Wednesday, 17 November 2021

Phase II review of NVIDIA/ Arm deal on national security grounds

 

Phase II review of NVIDIA/ Arm deal on national security grounds

The Secretary of State for Digital, Culture, Media and Sport has instructed the Competition and Markets Authority (CMA) to carry out an in-depth investigation of the proposed acquisition of Arm by NVIDIA on competition and national security grounds.

The Secretary of State has powers under the Enterprise Act 2002 to intervene in certain mergers on public interest grounds.

NVIDIA develops and supplies processor products.  Arm licenses intellectual property for processing units, in particular to semiconductor chipmakers and Systems-on-Chip developers.

In its Phase I investigation the CMA identified that the transaction raises the possibility of a substantial lessening of competition across four key markets - data centres, Internet of Things (IoT), the automotive sector and gaming applications.

The CMA is leading a Phase II investigation covering both competition and national security grounds.

The CMA has 24 weeks (subject to a possible eight-weeks extension) to conduct this investigation.

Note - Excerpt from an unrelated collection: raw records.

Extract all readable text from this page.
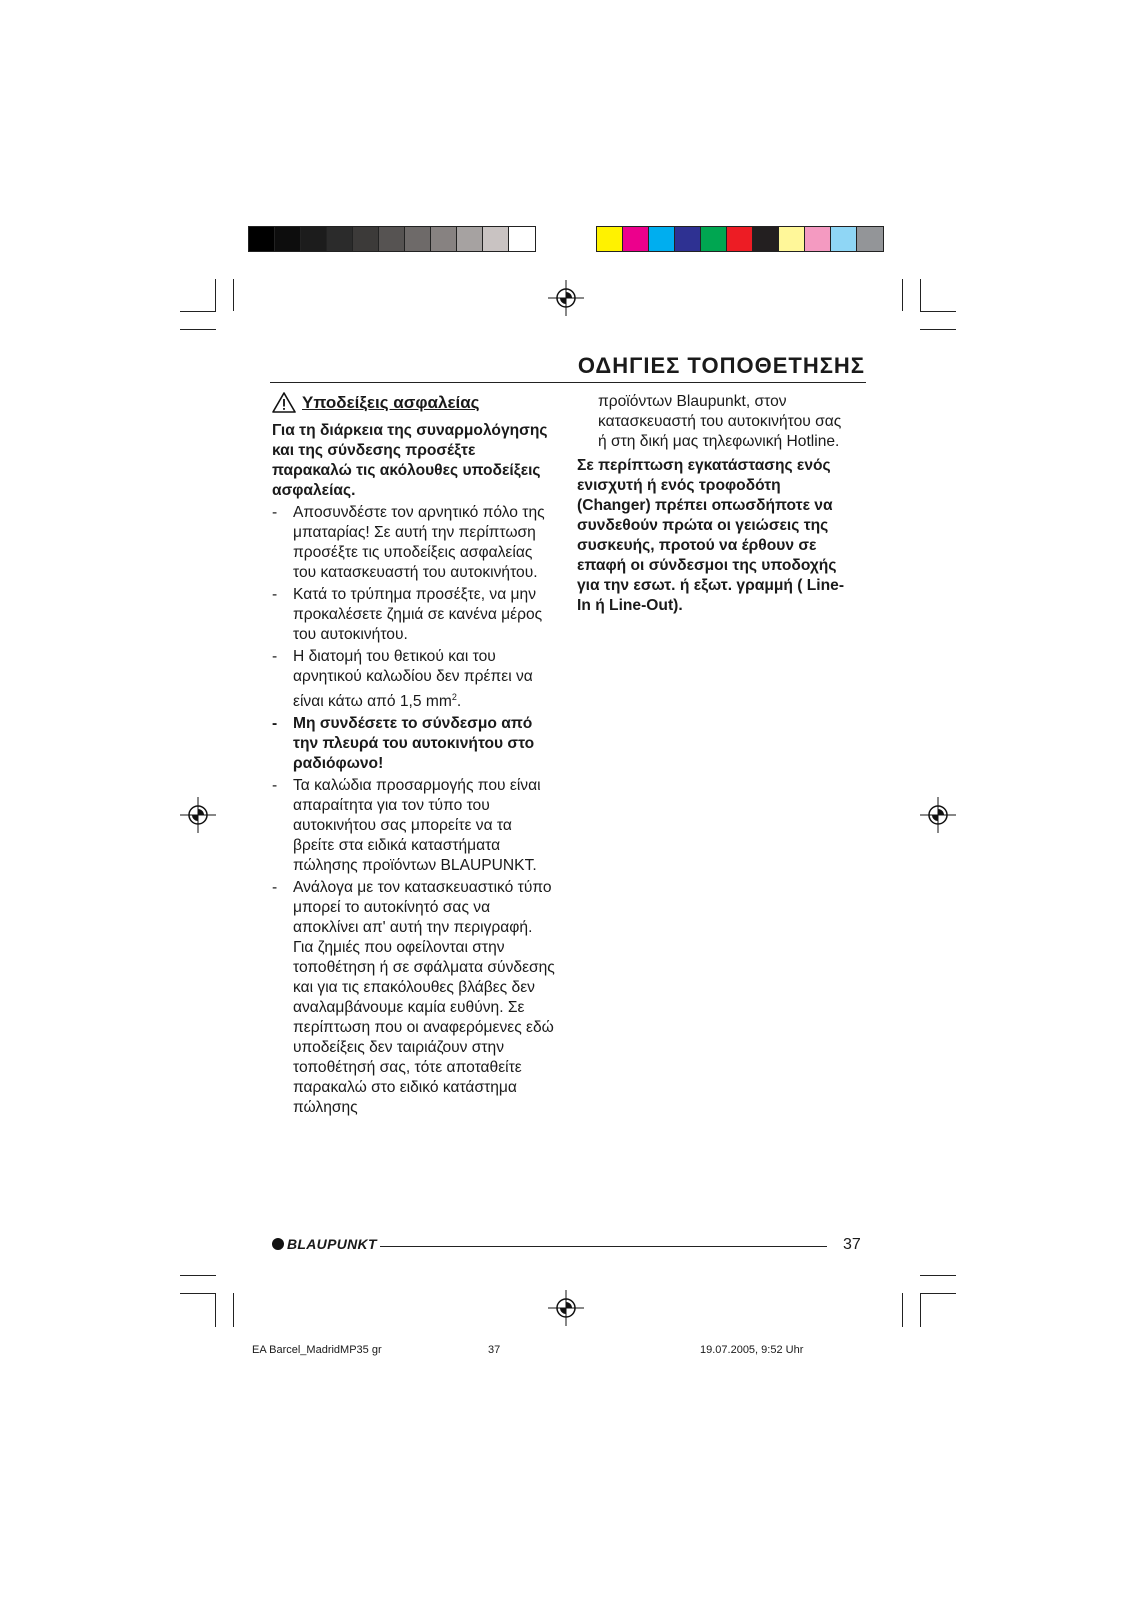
ΟΔΗΓΙΕΣ ΤΟΠΟΘΕΤΗΣΗΣ
Υποδείξεις ασφαλείας

Για τη διάρκεια της συναρμολόγησης και της σύνδεσης προσέξτε παρακαλώ τις ακόλουθες υποδείξεις ασφαλείας.

- Αποσυνδέστε τον αρνητικό πόλο της μπαταρίας! Σε αυτή την περίπτωση προσέξτε τις υποδείξεις ασφαλείας του κατασκευαστή του αυτοκινήτου.
- Κατά το τρύπημα προσέξτε, να μην προκαλέσετε ζημιά σε κανένα μέρος του αυτοκινήτου.
- Η διατομή του θετικού και του αρνητικού καλωδίου δεν πρέπει να είναι κάτω από 1,5 $mm^2$.
- Μη συνδέσετε το σύνδεσμο από την πλευρά του αυτοκινήτου στο ραδιόφωνο!
- Τα καλώδια προσαρμογής που είναι απαραίτητα για τον τύπο του αυτοκινήτου σας μπορείτε να τα βρείτε στα ειδικά καταστήματα πώλησης προϊόντων BLAUPUNKT.
- Ανάλογα με τον κατασκευαστικό τύπο μπορεί το αυτοκίνητό σας να αποκλίνει απ' αυτή την περιγραφή. Για ζημιές που οφείλονται στην τοποθέτηση ή σε σφάλματα σύνδεσης και για τις επακόλουθες βλάβες δεν αναλαμβάνουμε καμία ευθύνη. Σε περίπτωση που οι αναφερόμενες εδώ υποδείξεις δεν ταιριάζουν στην τοποθέτησή σας, τότε αποταθείτε παρακαλώ στο ειδικό κατάστημα πώλησης

προϊόντων Blaupunkt, στον κατασκευαστή του αυτοκινήτου σας ή στη δική μας τηλεφωνική Hotline.

Σε περίπτωση εγκατάστασης ενός ενισχυτή ή ενός τροφοδότη (Changer) πρέπει οπωσδήποτε να συνδεθούν πρώτα οι γειώσεις της συσκευής, προτού να έρθουν σε επαφή οι σύνδεσμοι της υποδοχής για την εσωτ. ή εξωτ. γραμμή ( Line-In ή Line-Out).

BLAUPUNKT	37
EA Barcel_MadridMP35 gr	37	19.07.2005, 9:52 Uhr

Separately, this week the UK government has published guidance clarifying what types of transactions will be subject to new national security provisions.  These require that the government must be informed about acquisitions of companies that do business in the UK within 17 sectors deemed to be of “national importance”, including artificial intelligence, data infrastructure and defence.

In October 2021 the European Commission launched a Phase II merger investigation over similar (competition) concerns that the merged entity would have an incentive to restrict its rivals from accessing Arm’s technology.